Clearleap is merging its cloud-based VOD platform with Roku’s Internet-connected set-top box to offer cable operators and other service providers a means of serving up video over the Internet.
The arrangement will use Clearleap’s cloud-based Universal Video Platform for content management and service delivery, giving pay TV operators and premium programmers the opportunity to offer content and generate additional revenues with a branded channel on the Roku player.
Clearleap’s platform will enable paid VOD transactions to post directly through viewer’s pay-TV subscription information, allowing Roku users to consume free or pay VOD titles congruent with their subscription package, with transactions posting as part of their monthly TV service bill.
Clearleap said the partnership signaled its intentions to expand its platform from a cloud- based solution found inside cable and IPTV ecosystems to a universal video technology platform designed for any type of operator and programmer.
Clearleap’s platform is currently deployed in 30 pay-TV systems, including six of the top-10 U.S. cable operators. Clearleap’s cable customers include Mediacom, Comcast Houston and Bresnan Communications, the latter of which is about to be purchased by Cablevision.

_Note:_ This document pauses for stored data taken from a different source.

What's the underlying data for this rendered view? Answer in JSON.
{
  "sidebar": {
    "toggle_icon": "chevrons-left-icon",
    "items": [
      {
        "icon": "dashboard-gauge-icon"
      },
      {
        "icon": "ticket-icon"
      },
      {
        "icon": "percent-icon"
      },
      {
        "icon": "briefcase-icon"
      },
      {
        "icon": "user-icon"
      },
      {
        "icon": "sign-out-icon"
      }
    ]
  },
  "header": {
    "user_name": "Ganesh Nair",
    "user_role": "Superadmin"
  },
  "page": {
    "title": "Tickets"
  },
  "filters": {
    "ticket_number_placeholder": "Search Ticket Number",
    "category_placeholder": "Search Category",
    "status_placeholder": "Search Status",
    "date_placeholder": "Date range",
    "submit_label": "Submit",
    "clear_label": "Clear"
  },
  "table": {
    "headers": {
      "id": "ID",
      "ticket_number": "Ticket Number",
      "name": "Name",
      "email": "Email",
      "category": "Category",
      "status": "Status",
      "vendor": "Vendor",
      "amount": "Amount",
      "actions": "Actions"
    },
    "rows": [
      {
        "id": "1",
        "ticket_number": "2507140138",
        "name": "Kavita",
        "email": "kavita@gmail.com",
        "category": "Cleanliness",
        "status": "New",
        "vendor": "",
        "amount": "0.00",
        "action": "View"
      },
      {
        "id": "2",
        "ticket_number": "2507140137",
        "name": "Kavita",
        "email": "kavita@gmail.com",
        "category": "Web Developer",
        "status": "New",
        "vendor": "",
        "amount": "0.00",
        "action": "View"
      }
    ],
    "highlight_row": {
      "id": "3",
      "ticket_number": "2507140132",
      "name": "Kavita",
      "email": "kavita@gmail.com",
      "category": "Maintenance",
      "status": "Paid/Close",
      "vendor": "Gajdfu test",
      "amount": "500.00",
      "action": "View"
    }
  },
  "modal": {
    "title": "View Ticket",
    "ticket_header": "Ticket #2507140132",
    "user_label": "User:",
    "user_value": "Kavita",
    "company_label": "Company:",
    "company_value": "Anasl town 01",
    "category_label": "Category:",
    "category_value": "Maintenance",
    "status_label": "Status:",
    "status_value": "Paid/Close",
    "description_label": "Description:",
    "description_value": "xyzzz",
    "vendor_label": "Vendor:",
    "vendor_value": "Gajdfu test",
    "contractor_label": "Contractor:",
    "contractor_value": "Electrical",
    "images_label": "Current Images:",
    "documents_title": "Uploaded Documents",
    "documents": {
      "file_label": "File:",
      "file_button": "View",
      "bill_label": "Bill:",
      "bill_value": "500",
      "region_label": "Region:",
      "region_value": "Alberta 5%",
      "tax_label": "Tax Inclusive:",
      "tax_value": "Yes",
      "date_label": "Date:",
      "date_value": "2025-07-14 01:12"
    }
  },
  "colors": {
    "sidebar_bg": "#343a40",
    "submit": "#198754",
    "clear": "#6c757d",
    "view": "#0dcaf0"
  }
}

“We built this platform with an eye on helping the TV industry leverage best-of-breed technologies to offer more value to consumers, programmers and operators. We are excited to launch our connected device solutions with Roku as our first deployment because they are set up to take the ball and run with it,” said Clearleap co-founder and CEO Braxton Jarratt. “This partnership illustrates a viable way to bridge pay TV and Internet-connected devices without abandoning the existing TV model. In fact, it extends the user experience while providing yet more opportunities for revenue generation and cross-platform presence.”
Clearleap and Roku said their managed IP VOD solution would be in multiple trials over the next six months, and the companies expect to launch a limited commercial deployment with a pay-TV operator by the end of this year.
Roku was first to market with streaming TV services from Netflix, Amazon Video On Demand MLB.TV and Ultimate Fighting Championship.
By using an over-the-top VOD service, cable operators and other service providers can bypass the expensive VOD backend delivery systems while serving up on-demand content from the Internet, which Tier 2 and Tier 3 cable operators might find appealing.
The combined IP-based platform, which is also capable of serving traditional cable TV content to subscribers, could also be used as a cheaper alternative to providing video to other rooms within a home.
Evolution Digital, through a partnership with TiVo and Conax, and EchoStar, via its Sling product line, also offer services that bypass traditional VOD infrastructures.
Earlier this week, thePlatform made its video publishing system available to a wide range of over-the-top services.